– Нет, нет, вы как раз о нужном, – откликнулся Рубин. – А где и когда вы видели Бруни? Вы общались?
– Нет, мы даже не были знакомы. В управление я стал ездить год спустя, машины со щебенкой от нас ходили, а я сводки привозил и всякую отчетность. Тогда и видел. Он мне, правду вам сказать, не показался. Или я тогда уже придурков этих сильно не любил, что нам плакаты рисовали. В Котласе, между прочим, над воротами лагеря – знаете, какой плакат висел? «Смерть врагам народа!» Вот вам и добро пожаловать на наш манер. Нет, у немцев, пожалуй, было поаккуратней с наглядной агитацией. «Труд освобождает» – это легче психикой воспринимается. Или: «Каждому свое», как у них в другом каком-то лагере висело. Между прочим, когда ваш Бруни скульптуру Пушкина ваял, так ведь она возле окон лагерного начальства ставилась, в начале улицы вольнонаемных, так что Пушкин этот как бы у них Дзержинским числился.

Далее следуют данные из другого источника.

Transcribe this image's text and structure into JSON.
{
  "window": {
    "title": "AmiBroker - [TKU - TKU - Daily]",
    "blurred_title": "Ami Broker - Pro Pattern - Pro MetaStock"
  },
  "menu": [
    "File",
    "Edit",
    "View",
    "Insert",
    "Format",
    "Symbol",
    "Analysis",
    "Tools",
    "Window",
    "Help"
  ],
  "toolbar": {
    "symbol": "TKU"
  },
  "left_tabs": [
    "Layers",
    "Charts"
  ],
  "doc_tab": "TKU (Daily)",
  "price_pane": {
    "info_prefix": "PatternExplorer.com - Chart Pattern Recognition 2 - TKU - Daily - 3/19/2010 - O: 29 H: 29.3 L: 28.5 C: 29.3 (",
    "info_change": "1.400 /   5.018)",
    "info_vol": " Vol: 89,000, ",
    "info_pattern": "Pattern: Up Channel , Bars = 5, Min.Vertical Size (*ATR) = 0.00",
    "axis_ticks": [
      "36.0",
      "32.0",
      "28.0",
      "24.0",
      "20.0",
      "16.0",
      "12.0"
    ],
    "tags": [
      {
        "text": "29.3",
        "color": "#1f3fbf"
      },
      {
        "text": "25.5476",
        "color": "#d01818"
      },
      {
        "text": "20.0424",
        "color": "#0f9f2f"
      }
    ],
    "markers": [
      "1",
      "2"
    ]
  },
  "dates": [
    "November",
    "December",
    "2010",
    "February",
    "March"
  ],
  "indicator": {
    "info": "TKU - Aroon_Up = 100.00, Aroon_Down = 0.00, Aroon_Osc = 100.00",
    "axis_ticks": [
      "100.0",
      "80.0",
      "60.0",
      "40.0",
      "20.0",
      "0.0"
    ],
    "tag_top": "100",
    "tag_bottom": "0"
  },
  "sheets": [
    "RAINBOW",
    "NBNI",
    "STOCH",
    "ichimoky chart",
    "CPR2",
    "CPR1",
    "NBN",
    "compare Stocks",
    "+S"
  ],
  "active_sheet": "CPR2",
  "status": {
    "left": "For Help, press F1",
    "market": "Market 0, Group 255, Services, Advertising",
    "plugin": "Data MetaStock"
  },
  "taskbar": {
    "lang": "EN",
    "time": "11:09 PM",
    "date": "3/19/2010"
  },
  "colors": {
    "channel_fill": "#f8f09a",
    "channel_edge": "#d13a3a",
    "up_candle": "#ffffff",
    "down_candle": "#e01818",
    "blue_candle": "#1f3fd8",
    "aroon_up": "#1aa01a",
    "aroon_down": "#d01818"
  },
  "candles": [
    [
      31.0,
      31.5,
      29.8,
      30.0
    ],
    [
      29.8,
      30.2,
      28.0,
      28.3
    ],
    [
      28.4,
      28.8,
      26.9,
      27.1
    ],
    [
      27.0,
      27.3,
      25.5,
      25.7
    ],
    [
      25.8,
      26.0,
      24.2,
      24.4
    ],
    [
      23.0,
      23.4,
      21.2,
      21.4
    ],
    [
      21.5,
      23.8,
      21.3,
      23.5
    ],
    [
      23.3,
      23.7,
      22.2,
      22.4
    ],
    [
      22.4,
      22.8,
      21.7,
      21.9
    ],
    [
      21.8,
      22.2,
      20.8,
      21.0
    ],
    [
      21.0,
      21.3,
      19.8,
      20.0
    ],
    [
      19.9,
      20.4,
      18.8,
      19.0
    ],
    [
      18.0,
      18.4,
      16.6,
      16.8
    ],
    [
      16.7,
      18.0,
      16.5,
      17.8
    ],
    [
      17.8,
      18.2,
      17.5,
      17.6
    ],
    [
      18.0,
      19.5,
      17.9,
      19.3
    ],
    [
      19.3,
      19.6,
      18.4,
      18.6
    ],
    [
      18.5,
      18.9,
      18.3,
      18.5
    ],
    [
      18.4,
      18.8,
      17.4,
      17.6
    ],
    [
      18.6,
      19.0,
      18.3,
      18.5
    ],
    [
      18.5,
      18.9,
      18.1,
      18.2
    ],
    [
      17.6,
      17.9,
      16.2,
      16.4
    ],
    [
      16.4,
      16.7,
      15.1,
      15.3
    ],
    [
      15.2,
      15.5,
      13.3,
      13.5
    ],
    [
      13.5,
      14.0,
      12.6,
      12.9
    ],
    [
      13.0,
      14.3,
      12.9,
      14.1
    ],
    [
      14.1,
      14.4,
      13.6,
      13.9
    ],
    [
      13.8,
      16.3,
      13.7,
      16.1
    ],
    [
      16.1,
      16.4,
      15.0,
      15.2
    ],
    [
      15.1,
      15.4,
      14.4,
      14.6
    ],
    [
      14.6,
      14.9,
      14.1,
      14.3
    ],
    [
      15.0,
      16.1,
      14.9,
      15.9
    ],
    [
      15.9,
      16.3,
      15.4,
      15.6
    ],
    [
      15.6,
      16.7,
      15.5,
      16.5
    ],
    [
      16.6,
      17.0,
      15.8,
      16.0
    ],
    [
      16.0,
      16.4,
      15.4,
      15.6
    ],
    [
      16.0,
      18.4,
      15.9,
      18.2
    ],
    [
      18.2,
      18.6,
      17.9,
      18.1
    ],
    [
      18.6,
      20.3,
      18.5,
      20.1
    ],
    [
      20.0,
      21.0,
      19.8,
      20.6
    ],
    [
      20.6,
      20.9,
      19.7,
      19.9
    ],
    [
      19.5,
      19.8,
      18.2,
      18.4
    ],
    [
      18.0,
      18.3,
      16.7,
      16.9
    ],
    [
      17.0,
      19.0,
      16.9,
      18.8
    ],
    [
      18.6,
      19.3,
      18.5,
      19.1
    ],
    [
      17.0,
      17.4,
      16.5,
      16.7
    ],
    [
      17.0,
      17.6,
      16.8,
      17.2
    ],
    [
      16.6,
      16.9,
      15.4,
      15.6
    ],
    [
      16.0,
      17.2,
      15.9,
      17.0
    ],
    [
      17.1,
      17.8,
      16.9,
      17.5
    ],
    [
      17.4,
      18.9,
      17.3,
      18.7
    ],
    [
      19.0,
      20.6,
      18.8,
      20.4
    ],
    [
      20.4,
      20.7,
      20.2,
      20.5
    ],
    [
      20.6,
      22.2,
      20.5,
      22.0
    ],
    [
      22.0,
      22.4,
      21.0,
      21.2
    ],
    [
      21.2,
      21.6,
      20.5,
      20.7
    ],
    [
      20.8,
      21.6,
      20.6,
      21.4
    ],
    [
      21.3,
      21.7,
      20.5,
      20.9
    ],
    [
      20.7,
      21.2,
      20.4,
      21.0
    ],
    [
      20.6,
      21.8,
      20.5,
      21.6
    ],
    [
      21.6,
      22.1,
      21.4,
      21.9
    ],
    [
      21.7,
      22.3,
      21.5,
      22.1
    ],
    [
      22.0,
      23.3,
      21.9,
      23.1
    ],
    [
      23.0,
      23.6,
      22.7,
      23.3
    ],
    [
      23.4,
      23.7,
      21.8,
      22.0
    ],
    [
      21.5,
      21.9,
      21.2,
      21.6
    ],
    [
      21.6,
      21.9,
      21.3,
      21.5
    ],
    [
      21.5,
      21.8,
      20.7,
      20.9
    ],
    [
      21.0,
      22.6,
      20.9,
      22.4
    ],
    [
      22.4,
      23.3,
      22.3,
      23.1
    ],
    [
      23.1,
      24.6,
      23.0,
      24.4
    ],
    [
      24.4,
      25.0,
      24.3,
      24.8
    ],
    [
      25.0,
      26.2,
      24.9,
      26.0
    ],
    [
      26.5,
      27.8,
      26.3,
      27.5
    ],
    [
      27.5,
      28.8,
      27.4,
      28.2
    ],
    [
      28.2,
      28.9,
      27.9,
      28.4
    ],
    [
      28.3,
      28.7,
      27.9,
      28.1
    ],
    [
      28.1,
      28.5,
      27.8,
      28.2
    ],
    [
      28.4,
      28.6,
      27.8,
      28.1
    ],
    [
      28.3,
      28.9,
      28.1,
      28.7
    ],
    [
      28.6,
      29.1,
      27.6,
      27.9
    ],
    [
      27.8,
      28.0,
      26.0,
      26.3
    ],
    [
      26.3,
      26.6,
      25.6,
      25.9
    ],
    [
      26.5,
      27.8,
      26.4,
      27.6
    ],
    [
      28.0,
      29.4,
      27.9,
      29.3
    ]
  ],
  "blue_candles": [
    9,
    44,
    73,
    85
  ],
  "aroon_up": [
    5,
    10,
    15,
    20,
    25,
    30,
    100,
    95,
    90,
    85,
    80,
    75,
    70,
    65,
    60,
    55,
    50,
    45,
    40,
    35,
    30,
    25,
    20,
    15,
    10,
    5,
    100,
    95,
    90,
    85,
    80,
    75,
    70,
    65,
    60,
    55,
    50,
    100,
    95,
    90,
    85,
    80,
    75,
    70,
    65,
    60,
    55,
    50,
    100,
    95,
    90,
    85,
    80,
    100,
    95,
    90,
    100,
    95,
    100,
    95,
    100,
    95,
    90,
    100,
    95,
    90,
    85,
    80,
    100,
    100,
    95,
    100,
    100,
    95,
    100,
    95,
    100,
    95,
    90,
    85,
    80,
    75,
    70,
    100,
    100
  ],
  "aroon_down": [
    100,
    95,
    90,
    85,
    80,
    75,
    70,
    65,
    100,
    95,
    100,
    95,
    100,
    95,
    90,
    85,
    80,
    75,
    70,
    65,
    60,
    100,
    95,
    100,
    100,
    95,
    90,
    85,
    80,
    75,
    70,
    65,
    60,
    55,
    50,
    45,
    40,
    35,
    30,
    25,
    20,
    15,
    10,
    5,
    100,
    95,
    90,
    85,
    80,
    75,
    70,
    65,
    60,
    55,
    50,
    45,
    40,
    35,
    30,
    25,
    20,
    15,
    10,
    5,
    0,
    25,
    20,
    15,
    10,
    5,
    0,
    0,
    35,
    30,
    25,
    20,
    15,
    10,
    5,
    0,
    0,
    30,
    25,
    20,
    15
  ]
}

– Жалко, – сказал Рубин. – Очень жалко. И Бруни жалко, и Пушкина.
– Я перегибаю палку, должно быть, – смягчился старик и легкое свое длинное тело чуть повернул в кресле, прямо теперь на Рубина глядя. – Я никого не вправе осуждать, я тоже быстро стал придурком, я в технологи выбился. А погиб ваш Бруни, скорей всего, в кашкетинские расстрелы. Так и есть, да? В зиму на тридцать восьмой год как раз и лютовал у нас Кашкетин с подручными. Лагеря он северные разгружал, такая у него была задача. Заодно и страх навел свежий. Свежий страх – он пронзительный, как ветер осенью, прямо сквозь кости. Вскоре после этого Кашкетина расстреляли в Котласе. Прямо перед зеками, что там были.
– Его, кажется, в Москве расстреляли при пересменке Ежова на Берию, – осторожно сказал Рубин. – А перед этим орденом Ленина наградили за удачную операцию. Или Красного Знамени.
– Это я тоже читал, – надменно отозвался старик. – Только мне приятней верить в то, что мне рассказывали. Что собаку эту бешеную перед строем зеков свои же псы уничтожили. А у нас расстреливали на Ухтарке – это вроде как предместье Ухты. Там огромный деревянный барак стоял с земляным полом, вот и вся зона. Отдельный лагерный пункт. Там и не работал никто. Там убивали только. И закапывали кое-как. И перед войной, и в войну. Там и Бруни ваш лежит со всеми вместе.
– Подождите-ка, – спохватился Рубин. – Срок ведь был у вас пять лет. Значит, вы ко времени войны уже год как жили на свободе.